I found out I was expecting you in September. I was in shock as I am sure you know and it took me a while to get my head around the idea of becoming a mum. However, as I settled in to the idea, I became happy with the thought and excited. When I spoke to you in the bedroom and told you I loved you and I’d always look after you I meant it and I did try as hard as I could.
I found out a couple of weeks later that you were in the wrong place. I didn’t know what to make of the news. Suddenly I know longer had you and I was devastated. It is perhaps the hardest news I’ve ever had to hear. My numbers were low so I thought it would be best if you slowly slipped away with no medical intervention. I thought this would be best for you and for me but there were other plans afoot for you and me. On 21 October, a month after I found out you were in my tube, I ruptured. I had the operation and you were removed from me.
My heart was broken and I’ve never felt pain like it. I felt like let you down. I’d failed you in the first place as I hadn’t been able to get you to my womb and I failed you again. I hope you know that I love you and that I never meant to let you down. You’ll always be my first baby no matter where you are and they’ll never be a time when I don’t think about you. I am just sorry I couldn’t do more for you but I hope to see you one day and hold you and tell you all you mean to me. I miss you everyday.
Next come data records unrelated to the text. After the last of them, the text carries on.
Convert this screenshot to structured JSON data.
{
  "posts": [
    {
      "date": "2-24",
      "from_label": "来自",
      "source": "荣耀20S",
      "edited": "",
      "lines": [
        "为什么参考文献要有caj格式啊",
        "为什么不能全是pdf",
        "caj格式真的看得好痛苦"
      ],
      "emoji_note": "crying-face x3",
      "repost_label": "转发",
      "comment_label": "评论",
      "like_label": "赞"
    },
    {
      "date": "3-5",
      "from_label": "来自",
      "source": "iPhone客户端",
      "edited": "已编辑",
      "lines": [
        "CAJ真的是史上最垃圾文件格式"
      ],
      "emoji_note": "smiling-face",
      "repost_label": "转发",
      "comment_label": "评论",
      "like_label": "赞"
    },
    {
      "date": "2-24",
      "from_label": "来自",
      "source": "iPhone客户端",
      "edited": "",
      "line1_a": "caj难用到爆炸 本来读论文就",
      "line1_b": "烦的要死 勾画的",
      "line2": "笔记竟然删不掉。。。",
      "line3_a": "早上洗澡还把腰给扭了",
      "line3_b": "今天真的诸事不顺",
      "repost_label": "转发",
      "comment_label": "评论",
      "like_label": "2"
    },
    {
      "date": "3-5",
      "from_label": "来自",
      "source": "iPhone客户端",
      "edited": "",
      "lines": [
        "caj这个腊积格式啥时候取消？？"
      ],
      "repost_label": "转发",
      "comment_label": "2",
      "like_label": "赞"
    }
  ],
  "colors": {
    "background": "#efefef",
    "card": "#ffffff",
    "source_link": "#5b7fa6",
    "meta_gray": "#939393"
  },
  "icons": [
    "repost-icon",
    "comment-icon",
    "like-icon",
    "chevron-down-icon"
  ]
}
My second baby came to me in January. I was very excited because I’d gotten pregnant so fast. I was so nervous wondering whether you’d be in the right place. I started to bleed at about 5 weeks but the nurses told me to wait until my scan. I waited and when I was scanned at 6 weeks, there you were. You were beautiful with your heartbeat beating away. The bleeding never really went away, however, and I just felt there was something wrong.
I was scanned a week and a half later and there you were again, still there with your beautiful strong heartbeat. The bleeding continued over the next couple of weeks and I just knew something wasn’t right. No matter what everyone was telling me I could sense that you wouldn’t be with me for long. I fought for you everyday and hoped, above everything else, that you would stay but there were other plans for you. I was scanned at 10 weeks and was told that your heart had stopped beating.
The pain was horrific. I wanted you back. I missed you and felt like my heart had been torn from me. I’d didn’t want to be here if you weren’t here with me. My only comfort was that you would not be alone. I now had two angels and I knew you’d both look after one another. I miss you every day. I love you and I tried everything to keep me with you. I often think of you playing with each other in the clouds and I hope that you are happy together. I will be with you one day and I will tell you how much I love you.
You both changed my life in so many ways and I will never be the same person again. You both know, I am sure, that I am pregnant again. I wouldn’t be pregnant with this baby if it wasn’t for both you and we will never ever forget you. You are both part of our family and always will be. Please look after me and this baby, I love you and I will see you one day. Until then please be happy and look after one another. I miss you and always will.